Fiat Chrysler Automobiles NV on Tuesday announced a US$4.5 billion plan that includes building the first new auto assembly plant in Detroit, Michigan, in almost three decades and increasing its workforce in the area by about 6,500 jobs, an investment officials touted as an uncommon opportunity to revive the region’s economy.
Under the plan, the company said it would reopen a shuttered engine plant in the city and convert another in the same complex into an assembly plant for the Jeep Grand Cherokee and a new, three-row, full-size Jeep SUV and plug-in hybrid models.
The Motor City was once home to about a dozen massive auto production plants, but a rash of closures helped to push Detroit’s unemployment rate to a peak of almost 29 percent a decade ago.
The new Chrysler plant would be the first since 1991 and is expected to add 3,850 jobs.
The company said in a news release that it would add another 1,100 new jobs at its Jefferson North Assembly plant in Detroit and roughly 1,500 new jobs at facilities in the neighboring suburb of Warren.
The investment would roughly double Fiat Chrysler’s hourly workforce in the city and the expected average wage for the new jobs is about US$58,000 a year.
Speaking at a news conference after the announcement, Detroit Mayor Mike Duggan called the deal a “once in a generational chance to change the economic” fortunes of Detroit.
Michigan Governor Gretchen Whitmer said it has been a long time since the state has seen an automotive investment as “big and transformative” as Fiat Chrysler’s plan.
The investment would also have a ripple effect, boosting the automotive industry and helping other non-auto businesses elsewhere in Michigan and nearby states, Whitmer said.
Fiat Chrysler said the additional investments are subject to tax incentive packages it was working out with the city and state of Michigan.
The automaker would need about 80 hectares of land for the project, most owned by the city, Great Lakes Water Authority, DTE Energy and the Moroun family, which owns significant amounts of city real estate and the Ambassador Bridge that connects Michigan to Ontario, Canada.
Most of the needed land would be for expanding the footprint of the existing facility, parking and other uses.

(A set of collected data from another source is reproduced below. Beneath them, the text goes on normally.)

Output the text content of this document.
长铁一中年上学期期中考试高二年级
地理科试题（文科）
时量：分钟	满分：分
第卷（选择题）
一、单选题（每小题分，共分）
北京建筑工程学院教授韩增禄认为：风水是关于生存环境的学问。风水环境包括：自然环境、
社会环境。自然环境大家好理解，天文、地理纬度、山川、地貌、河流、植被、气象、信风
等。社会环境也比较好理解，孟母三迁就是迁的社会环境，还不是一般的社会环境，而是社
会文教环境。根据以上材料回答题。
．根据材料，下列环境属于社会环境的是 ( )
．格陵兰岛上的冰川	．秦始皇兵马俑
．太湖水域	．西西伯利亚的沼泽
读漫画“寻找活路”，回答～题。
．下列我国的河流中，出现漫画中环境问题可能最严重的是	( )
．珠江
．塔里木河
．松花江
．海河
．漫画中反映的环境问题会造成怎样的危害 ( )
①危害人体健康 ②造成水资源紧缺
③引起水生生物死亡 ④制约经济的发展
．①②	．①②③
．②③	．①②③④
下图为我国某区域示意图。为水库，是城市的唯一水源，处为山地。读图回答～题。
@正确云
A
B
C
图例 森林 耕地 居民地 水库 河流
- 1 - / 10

City officials signed a memorandum of understanding with the automaker and they were due to iron out a deal to assemble land for the project over the next 60 days.
If enough land is acquired and the tax incentives approved, construction is expected to start later this year and the first new vehicles could be in production by the end of next year.
The automaker’s injection of money and jobs into Detroit contrasts sharply with news from rival General Motors Co, which announced plans to shutter its Detroit-Hamtramck plant next year, and plans to close four others in the US and Canada.
City officials said that they would help bring those 5,000 new jobs to the city without displacing any residents.
Fiat Chrysler’s massive investment called to mind online retailer Amazon.com Inc, which last year had more than 230 municipalities competing for its second headquarters and offering billions of dollars in inducements.
Northern Virginia and New York City ultimately won the competition, but Amazon recently canceled the New York project — and about 25,000 promised jobs — after running into fierce opposition to those incentives from lawmakers and political activists on the left.
Fiat Chrysler’s industrial overture to the Detroit area is not the same, said Kristin Dziczek vice president of industry, labor and economics at the Center for Automotive Research, an industry think tank in Ann Arbor, Michigan.
For the automaker, she said, it is akin to “investing with friends in Michigan they know very well.”
She said that the city and state are likely to “come to the table with something good” because they see a realistic return on their investment.
The city said it is offering US$12 million in tax credits.
“You wouldn’t find local opposition to this issue like in New York — people in Detroit and Michigan want auto jobs,” Dziczek said. “[Fiat Chrysler] is not out there waving their dollars around saying: ‘Who will give us the most incentives?’ ... They weren’t playing an incentive game. They were looking at a business case and what makes sense.”